WASHINGTON, DC – Peter Alexander, NBC News White House Correspondent, posted an update on October 7 from Regeneron concerning the pharmaceutical company’s REGN-COV2 antibody cocktail for COVID-19 which President Donald Trump received after testing positive for coronavirus.
The statement from Regeneron, posted on Alexander’s Twitter page, read, “Most of the standard assays for IgG would not distinguish btw [between] endogenous (self-made) antibodies and the ones delivered by our therapy. However, given the volume of IgG antibodies delivered in our therapy, and the timing of these tests, it is likely that the second test is detecting REGN-COV2 antibodies.
“Our early data announced last week that the patients most likely to benefit from this treatment have a similar profile to President Trump, in that they had undetectable antibodies at baseline (‘seronegative’) and were early in the course of disease. Treatment with REGN-COV2 had the greatest impact in viral load reduction and time to symptom alleviation in this seronegative group. We also know by looking at the placebo groups that these seronegative patients were at a much higher risk of requiring further medical attention than ‘seropositive’ patients when untreated with therapeutic antibodies.”
As Alexander noted on Twitter, “This is significant because the White House has not said declaratively whether the antibodies found in Trump’s labs are from Regeneron’s antibody cocktail, which Trump took, or antibodies produced by Trump’s own immune system.”

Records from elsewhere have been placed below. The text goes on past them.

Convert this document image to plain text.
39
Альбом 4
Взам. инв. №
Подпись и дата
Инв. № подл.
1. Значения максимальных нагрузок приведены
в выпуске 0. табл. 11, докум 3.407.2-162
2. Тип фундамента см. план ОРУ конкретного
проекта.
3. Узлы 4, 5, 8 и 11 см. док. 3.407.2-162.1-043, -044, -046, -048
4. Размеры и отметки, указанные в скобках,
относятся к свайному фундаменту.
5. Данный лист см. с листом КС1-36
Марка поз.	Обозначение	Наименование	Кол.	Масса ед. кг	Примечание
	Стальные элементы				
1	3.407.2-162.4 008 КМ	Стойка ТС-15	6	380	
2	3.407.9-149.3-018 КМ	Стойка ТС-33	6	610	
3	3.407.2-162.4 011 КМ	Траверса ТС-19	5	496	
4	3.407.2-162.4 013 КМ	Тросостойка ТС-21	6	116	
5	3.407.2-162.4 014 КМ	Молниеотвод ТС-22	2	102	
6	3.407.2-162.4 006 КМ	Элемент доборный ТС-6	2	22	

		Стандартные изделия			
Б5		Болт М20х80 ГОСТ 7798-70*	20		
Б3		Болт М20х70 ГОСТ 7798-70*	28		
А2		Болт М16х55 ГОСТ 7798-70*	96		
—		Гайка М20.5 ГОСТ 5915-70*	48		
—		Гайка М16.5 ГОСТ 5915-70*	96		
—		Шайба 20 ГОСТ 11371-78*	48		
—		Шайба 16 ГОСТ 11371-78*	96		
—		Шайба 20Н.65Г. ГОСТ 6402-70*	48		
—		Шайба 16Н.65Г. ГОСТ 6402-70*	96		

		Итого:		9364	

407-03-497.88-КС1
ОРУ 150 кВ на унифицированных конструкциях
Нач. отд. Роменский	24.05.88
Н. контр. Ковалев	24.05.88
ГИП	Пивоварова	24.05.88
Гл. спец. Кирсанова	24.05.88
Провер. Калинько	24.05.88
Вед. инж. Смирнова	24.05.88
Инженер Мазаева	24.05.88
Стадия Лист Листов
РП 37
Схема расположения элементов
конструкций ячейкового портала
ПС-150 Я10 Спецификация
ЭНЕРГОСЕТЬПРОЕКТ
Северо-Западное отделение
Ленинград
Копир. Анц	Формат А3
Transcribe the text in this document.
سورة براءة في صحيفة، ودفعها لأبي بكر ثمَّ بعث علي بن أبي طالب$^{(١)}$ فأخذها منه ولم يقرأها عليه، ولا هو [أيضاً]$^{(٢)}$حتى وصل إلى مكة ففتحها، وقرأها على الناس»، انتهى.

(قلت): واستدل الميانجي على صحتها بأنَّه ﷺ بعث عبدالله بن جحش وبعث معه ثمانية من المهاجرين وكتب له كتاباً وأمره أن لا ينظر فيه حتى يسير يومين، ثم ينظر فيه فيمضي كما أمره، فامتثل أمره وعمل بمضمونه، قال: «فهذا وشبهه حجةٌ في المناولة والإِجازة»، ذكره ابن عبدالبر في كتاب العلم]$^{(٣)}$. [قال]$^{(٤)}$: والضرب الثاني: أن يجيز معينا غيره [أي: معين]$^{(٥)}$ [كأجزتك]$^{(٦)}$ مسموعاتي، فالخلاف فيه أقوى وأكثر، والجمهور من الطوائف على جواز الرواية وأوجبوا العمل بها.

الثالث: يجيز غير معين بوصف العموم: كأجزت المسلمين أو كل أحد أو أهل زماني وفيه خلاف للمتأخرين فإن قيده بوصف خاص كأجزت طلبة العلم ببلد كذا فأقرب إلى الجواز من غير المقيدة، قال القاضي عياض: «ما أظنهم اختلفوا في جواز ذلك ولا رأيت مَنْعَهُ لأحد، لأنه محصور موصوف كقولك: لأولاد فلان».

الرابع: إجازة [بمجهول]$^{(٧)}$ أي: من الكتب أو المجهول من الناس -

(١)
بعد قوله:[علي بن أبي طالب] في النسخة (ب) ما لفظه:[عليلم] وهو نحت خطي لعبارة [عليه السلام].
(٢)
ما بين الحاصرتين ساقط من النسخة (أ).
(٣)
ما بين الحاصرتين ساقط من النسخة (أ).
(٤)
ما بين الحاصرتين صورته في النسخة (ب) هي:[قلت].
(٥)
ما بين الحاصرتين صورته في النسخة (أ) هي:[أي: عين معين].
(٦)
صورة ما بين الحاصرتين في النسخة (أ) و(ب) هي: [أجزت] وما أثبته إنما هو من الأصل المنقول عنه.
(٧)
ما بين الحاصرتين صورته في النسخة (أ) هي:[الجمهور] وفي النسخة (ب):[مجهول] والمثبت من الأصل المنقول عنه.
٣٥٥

According to Regeneron’s October 2 news release, “Regeneron provided a single 8 gram dose of REGN-COV2, a cocktail of two monoclonal antibodies, for use by President Trump. REGN-COV2 is an investigational COVID-19 therapy, which was provided in response to an Individual Patient Investigational New Drug (IND) application (commonly known as ‘compassionate use’ request) from the President’s physicians.”